Untuk terus merangkul para rapper di Maluku dan kota-kota lainnya di Indonesia, MHC kerap melakukan pertemuan untuk mendiskusikan beragam isu, mulai musik sampai budaya. “Seringkali kami kumpul di rumah teman atau tempat makan,” tutur Franz.
Namun, ada keinginan MHC yang belum terlaksana hingga kini, yakni menggelar konser bersama dengan semua anggota dalam satu panggung.
Untuk memperkenalkan MHC ke khalayak luas, MHC menumpang situs jejaring sosial seperti Facebook, Soundclick, dan Reverbnation.
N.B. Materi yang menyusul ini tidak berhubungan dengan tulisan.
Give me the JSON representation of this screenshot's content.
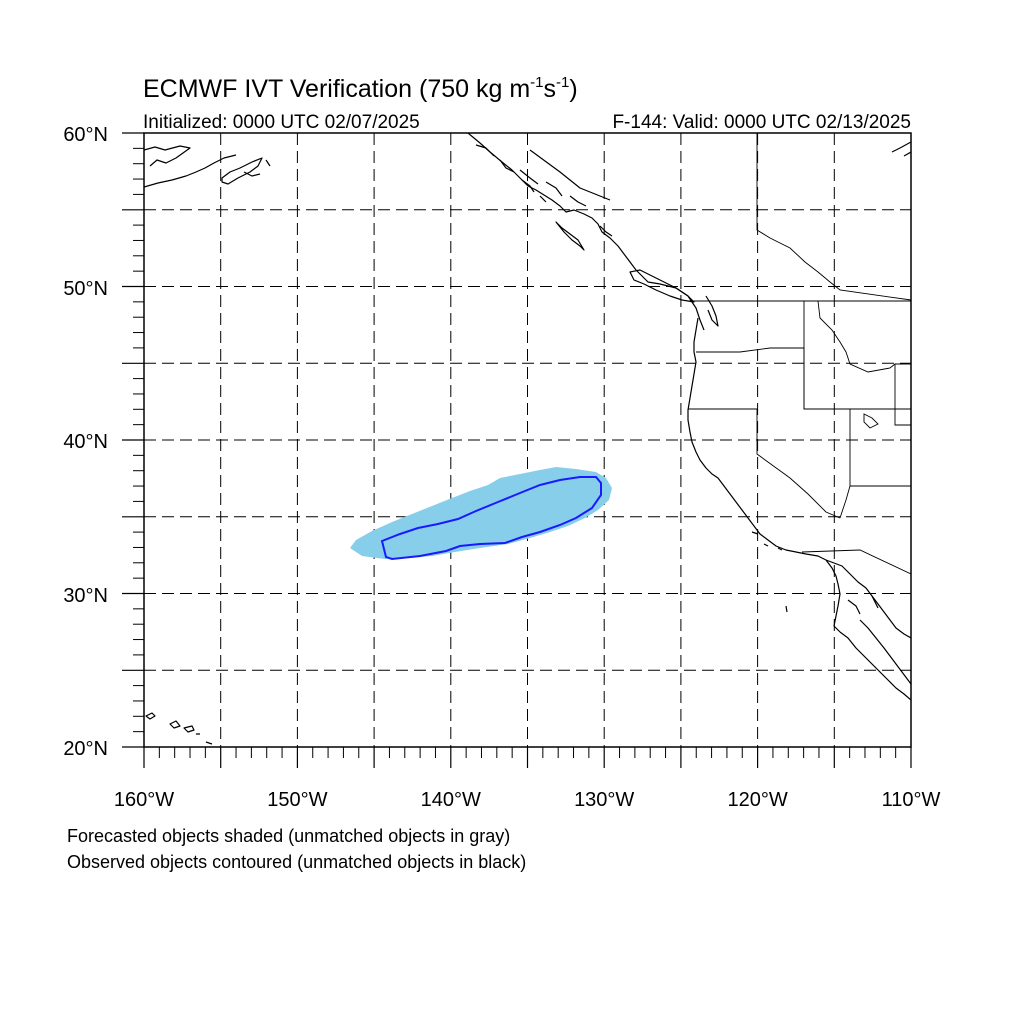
{
  "map": {
    "title": "ECMWF IVT Verification (750 kg m",
    "title_sup1": "-1",
    "title_mid": "s",
    "title_sup2": "-1",
    "title_end": ")",
    "initialized": "Initialized: 0000 UTC 02/07/2025",
    "valid": "F-144: Valid: 0000 UTC 02/13/2025",
    "lat_labels": [
      "60°N",
      "50°N",
      "40°N",
      "30°N",
      "20°N"
    ],
    "lon_labels": [
      "160°W",
      "150°W",
      "140°W",
      "130°W",
      "120°W",
      "110°W"
    ],
    "extent": {
      "lon": [
        -160,
        -110
      ],
      "lat": [
        20,
        60
      ]
    },
    "grid": "dashed, every 5 degrees",
    "colors": {
      "forecast_fill": "#87ceeb",
      "observed_contour": "#1a1aff",
      "coast": "#000000"
    }
  },
  "notes": {
    "line1": "Forecasted objects shaded (unmatched objects in gray)",
    "line2": "Observed objects contoured (unmatched objects in black)"
  }
}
Lewat situs-situs itu, mereka juga membagikan karya-karya mereka secara gratis.
Awalnya, MHC berpikir, dengan cara seperti itu, mereka mampu menyuarakan sesuatu kepada banyak orang tanpa harus berorasi. Namun, ternyata, “Ada keuntungan lain, maka ke depan, kami mungkin akan tetap berpromosi melalui situs jejaring sosial,” kata Franz.
Ya, nama MHC makin dikenal berkat situs jejaring sosial. Ini membuat mereka bisa bertemu dengan Glenn Fredly, penyanyi kondang asal Maluku, yang kemudian memproduseri album MHC Beta Maluku yang meluncur Mei 2011 lalu di Taman Ismail Marzuki, Jakarta. “Tidak lama setelah beberapa kali diskusi, Glenn mengajak kami untuk mengangkat nilai-nilai budaya Maluku dalam bentuk album,” ungkap Franz.
Hanya saja, sebagai komunitas, MHC tidak hanya ingin menuangkan kegiatannya dalam musik hip hop saja, tapi juga dalam beragam kegiatan sosial. Contohnya, “Kami ngamen untuk membantu beberapa anak yang kekurangan biaya untuk operasi. Kami juga ambil bagian dalam beberapa aksi spontanitas untuk menolak beberapa aksi kekerasan yang terjadi di Indonesia, khususnya Maluku,” ujar Franz.